Yes! That's the one! Luddery Farm. It's really nice and friendly. I've been up there a few times now. Very professional and have met briefly a few of the horse owns. They charge £140 a month with hay now. For an extra modest fee they'll feed and turn out should the need arise. Fancy that! I'm impressed with it. I'm going to go there and do odd bits for them..just mucking out etc....for my benefit only! They didn't ask me. If I'm getting into it again then I want all the experience I can gain and the way to do it in my book is to roll your sleeves up and dive in! And it's fun too. Thanks for that FFAQ. I might even run into him! I'll chuck him a shovel!! Haha!
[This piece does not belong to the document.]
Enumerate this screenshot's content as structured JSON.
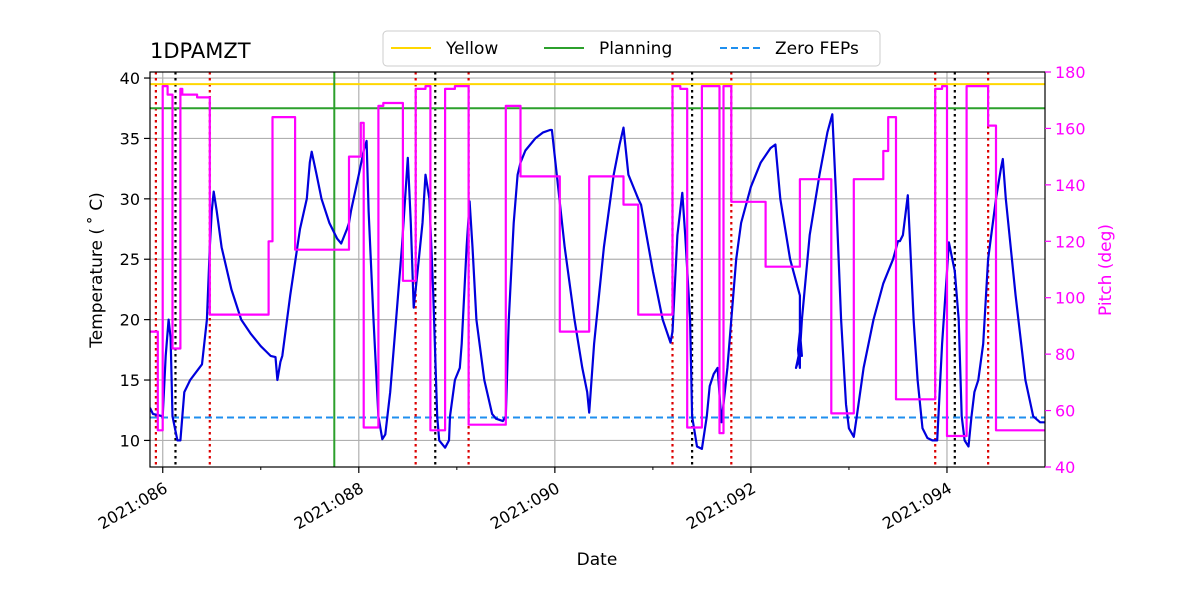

Take care.


----------



## FFAQ (15 August 2018)

Ah, well maybe we'll bump in to each other one day!  I'm an equine podiatrist and go there to trim my clients endurance horses.  I drive a grey horsebox, so say hi if you recognise me!


----------



## JenniD (15 August 2018)

We may just bump into each other yes!  I have a feeling I've seen your horsebox. Do you by any chance have business cards in Churchinford Community Shop? I'll say Hi! It would be interesting to see you work. I've never come across an equine podiatrist before.


----------



## FFAQ (15 August 2018)

If I do, I didn't put them there, but one of my clients may have!


----------



## JenniD (15 August 2018)

Ahh! Maybe.


----------